Australian Bonds Rally on Global Growth Concerns
The Australian bonds rallied on Wednesday as Western investors pour into safe-haven assets amid deepening global growth fears. The benchmark 10-year bonds yield, which is inversely proportional to bond price fell 0.81 pct to 2.44 pct and 3-year bonds yield dipped 1.96 pct to 1.86 pct at 6:00 GMT.
The European bourses started the rout, tumbling to 6-week lows, after weak regional data underlined the ongoing economic malaise across the continent. Similarly, the German factory orders slumped 1.2 pct in February, as opposed to the predicted 0.3 pct increase, while the March composite Eurozone PMI was revised down 0.6 points to 53.1 as the services reading was cut 0.9 points.

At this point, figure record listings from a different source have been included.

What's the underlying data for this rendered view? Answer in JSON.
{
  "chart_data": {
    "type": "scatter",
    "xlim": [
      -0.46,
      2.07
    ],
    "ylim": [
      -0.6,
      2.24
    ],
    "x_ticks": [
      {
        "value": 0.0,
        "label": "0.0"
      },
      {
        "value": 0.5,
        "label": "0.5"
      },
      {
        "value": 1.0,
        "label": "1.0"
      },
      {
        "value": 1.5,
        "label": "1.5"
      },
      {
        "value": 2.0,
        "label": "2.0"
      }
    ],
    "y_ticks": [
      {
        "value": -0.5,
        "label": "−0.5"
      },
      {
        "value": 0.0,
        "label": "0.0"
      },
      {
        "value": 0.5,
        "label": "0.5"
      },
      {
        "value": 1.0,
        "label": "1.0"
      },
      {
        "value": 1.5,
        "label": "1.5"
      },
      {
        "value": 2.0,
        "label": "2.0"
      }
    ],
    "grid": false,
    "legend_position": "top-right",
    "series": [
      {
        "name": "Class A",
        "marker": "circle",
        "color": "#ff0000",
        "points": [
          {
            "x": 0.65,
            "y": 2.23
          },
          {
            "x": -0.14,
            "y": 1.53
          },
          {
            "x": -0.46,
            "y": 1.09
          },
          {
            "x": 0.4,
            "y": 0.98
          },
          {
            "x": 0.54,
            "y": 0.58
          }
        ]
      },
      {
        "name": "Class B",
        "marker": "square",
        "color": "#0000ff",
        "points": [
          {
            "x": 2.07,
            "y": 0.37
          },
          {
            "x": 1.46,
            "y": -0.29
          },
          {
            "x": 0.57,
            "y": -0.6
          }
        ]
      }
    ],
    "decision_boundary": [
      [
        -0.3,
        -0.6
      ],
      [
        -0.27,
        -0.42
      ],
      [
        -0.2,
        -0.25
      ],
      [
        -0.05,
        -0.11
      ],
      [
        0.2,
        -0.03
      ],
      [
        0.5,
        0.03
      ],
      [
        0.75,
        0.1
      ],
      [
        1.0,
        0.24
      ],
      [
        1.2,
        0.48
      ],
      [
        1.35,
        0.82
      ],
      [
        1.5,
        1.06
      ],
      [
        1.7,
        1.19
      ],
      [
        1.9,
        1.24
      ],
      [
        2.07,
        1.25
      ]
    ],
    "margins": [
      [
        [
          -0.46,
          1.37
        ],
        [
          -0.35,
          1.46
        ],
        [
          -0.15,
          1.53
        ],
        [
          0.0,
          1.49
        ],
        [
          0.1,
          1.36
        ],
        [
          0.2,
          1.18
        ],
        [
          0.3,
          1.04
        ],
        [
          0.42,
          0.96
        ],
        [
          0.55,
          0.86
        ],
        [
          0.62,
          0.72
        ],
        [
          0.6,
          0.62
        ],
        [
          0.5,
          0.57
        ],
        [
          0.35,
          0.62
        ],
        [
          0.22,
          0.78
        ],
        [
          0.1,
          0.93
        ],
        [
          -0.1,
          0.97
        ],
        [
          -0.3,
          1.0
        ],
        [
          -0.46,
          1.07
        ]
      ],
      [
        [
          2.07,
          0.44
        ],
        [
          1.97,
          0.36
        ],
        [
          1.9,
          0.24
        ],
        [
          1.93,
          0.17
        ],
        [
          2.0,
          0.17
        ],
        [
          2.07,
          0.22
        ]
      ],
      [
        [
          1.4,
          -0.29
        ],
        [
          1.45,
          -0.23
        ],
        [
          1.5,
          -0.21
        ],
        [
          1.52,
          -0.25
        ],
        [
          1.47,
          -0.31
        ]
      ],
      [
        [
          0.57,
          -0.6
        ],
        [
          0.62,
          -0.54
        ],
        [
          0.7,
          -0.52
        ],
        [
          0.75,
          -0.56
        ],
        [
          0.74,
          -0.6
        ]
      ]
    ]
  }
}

Yesterday, the Reserve Bank of Australia in the monthly monetary policy maintained its key interest rate at a record low of 2.00 pct and Governor Stevens reiterated in his statement that the monetary policy needs to be accommodative in nature and regulations are in place to moderate the risks in the housing market. He further added that low inflation may provide scope for easier policy.

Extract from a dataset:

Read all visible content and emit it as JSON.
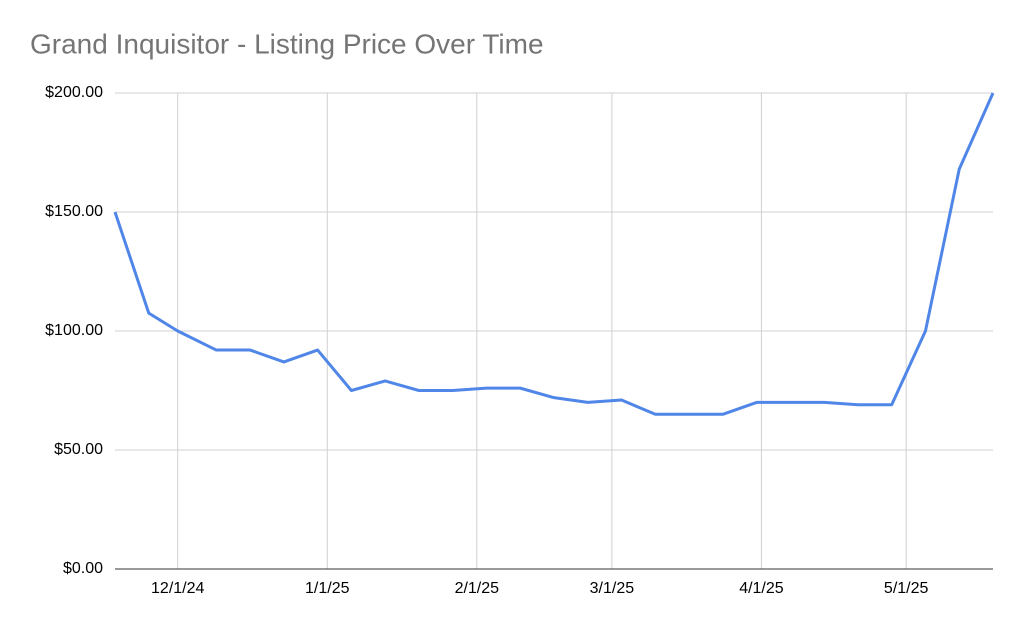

“Global rates markets are rallying, with yields lower across the board, as investors snap up less risky assets. Australian markets largely kept pace with moves and expect a further fall in yields today ", said ANZ economists.
We foresee that the central bank could lower its official cash rate further if core inflation continues to trend downward, as the RBA indicated. If unemployment and GDP growth fail to improve over the coming months, such a move will occur sooner rather than later, pushing bonds prices up.